Recent marketing efforts to further boost their popularity have positioned them as an alternative to junk food, rather than a different way to eat carrots. The packaging was changed to mirror that used for potato chips. “Eat ’Em Like Junk Food,” the 2010 TV, print, and digital ads suggested, likening the vegetable vehicle to Doritos and other snack foods.
The campaign was a hit, boosting sales by 13 percent, succeeding, at least in part, by further disassociating baby carrots from their parent.
“This is a common theme now,” said Just. “We are more and more disconnected from what we eat.”
The truth is that it probably doesn’t matter all too much whether someone understands that the smooth little 2-inch carrot cut-outs they’re devouring didn’t grow in the ground. Just maintains that knowing this probably wouldn’t change anyone’s consumption patterns, save perhaps for a small group of hardcore naturalists, since the processing involved is comparatively minimal.
But that doesn’t forgive the disconnect.
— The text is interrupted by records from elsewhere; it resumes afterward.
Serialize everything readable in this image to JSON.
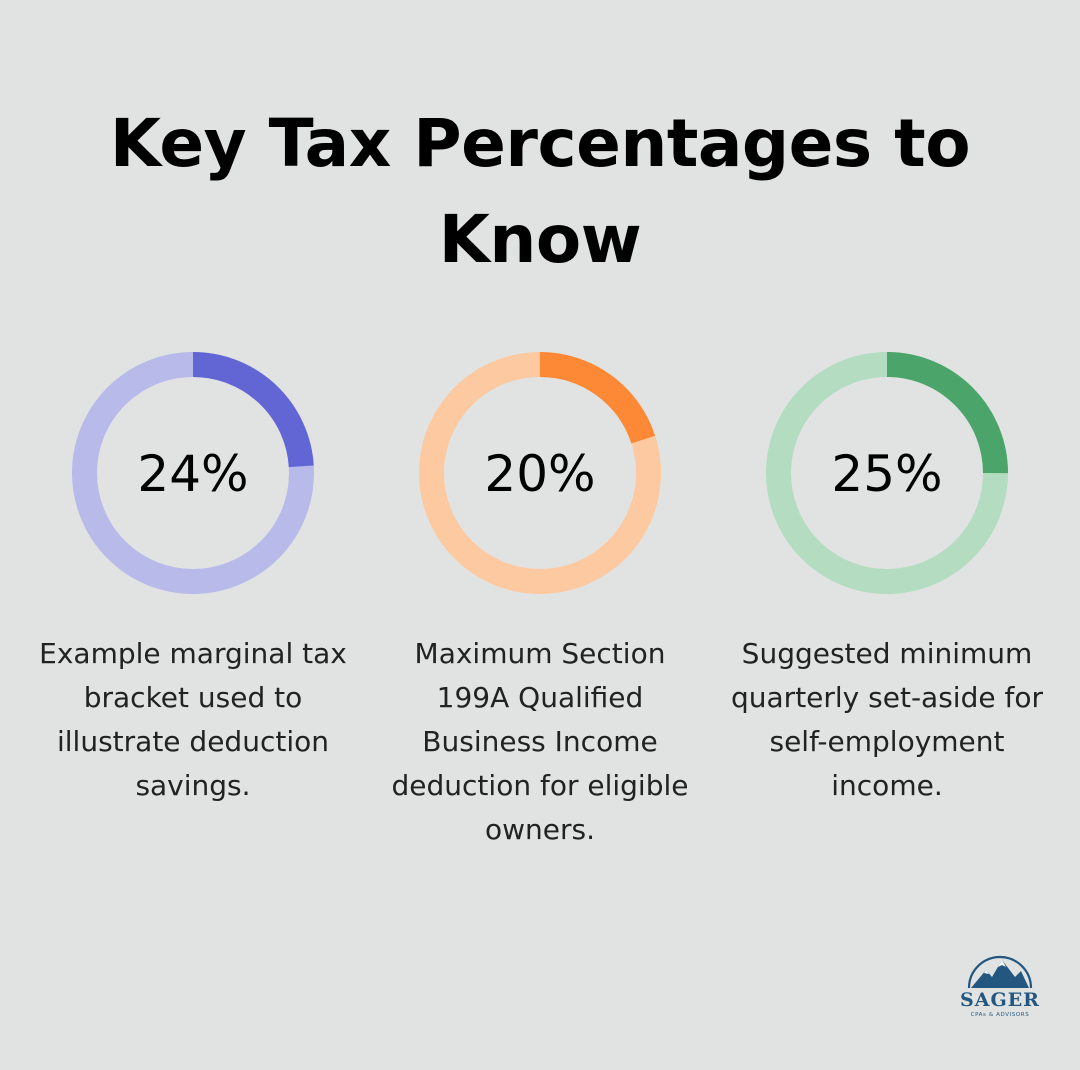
{
  "header": {
    "title": "Key Tax Percentages to Know"
  },
  "chart_data": {
    "type": "pie",
    "title": "Key Tax Percentages to Know",
    "items": [
      {
        "value": 24,
        "label": "24%",
        "description": "Example marginal tax bracket used to illustrate deduction savings.",
        "color": "#6266d4",
        "track_color": "#b8bbea"
      },
      {
        "value": 20,
        "label": "20%",
        "description": "Maximum Section 199A Qualified Business Income deduction for eligible owners.",
        "color": "#fd8836",
        "track_color": "#fdc9a0"
      },
      {
        "value": 25,
        "label": "25%",
        "description": "Suggested minimum quarterly set-aside for self-employment income.",
        "color": "#4ba56a",
        "track_color": "#b3dcc0"
      }
    ]
  },
  "logo": {
    "name": "SAGER",
    "tagline": "CPAs & ADVISORS",
    "icon": "mountain-icon",
    "color": "#23577f"
  }
}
Baby carrots, the ones that don’t grow in the ground, have done more than simply boost the sales of carrot producers around the country—they have turned the carrot industry into a much more efficient and much less wasteful endeavor.
At a time when most ugly vegetables go to waste in the United States, ugly carrots are carved and sold at a premium. What’s more, moving the peeling process to the factory has allowed the carrot industry to make use of the scraps that used to end up in people’s trash bins.
“It’s something pretty amazing about baby carrots that I’m sure people don’t appreciate,” Just lamented. “The same people probably think selecting only for regular carrots is more environmentally friendly.”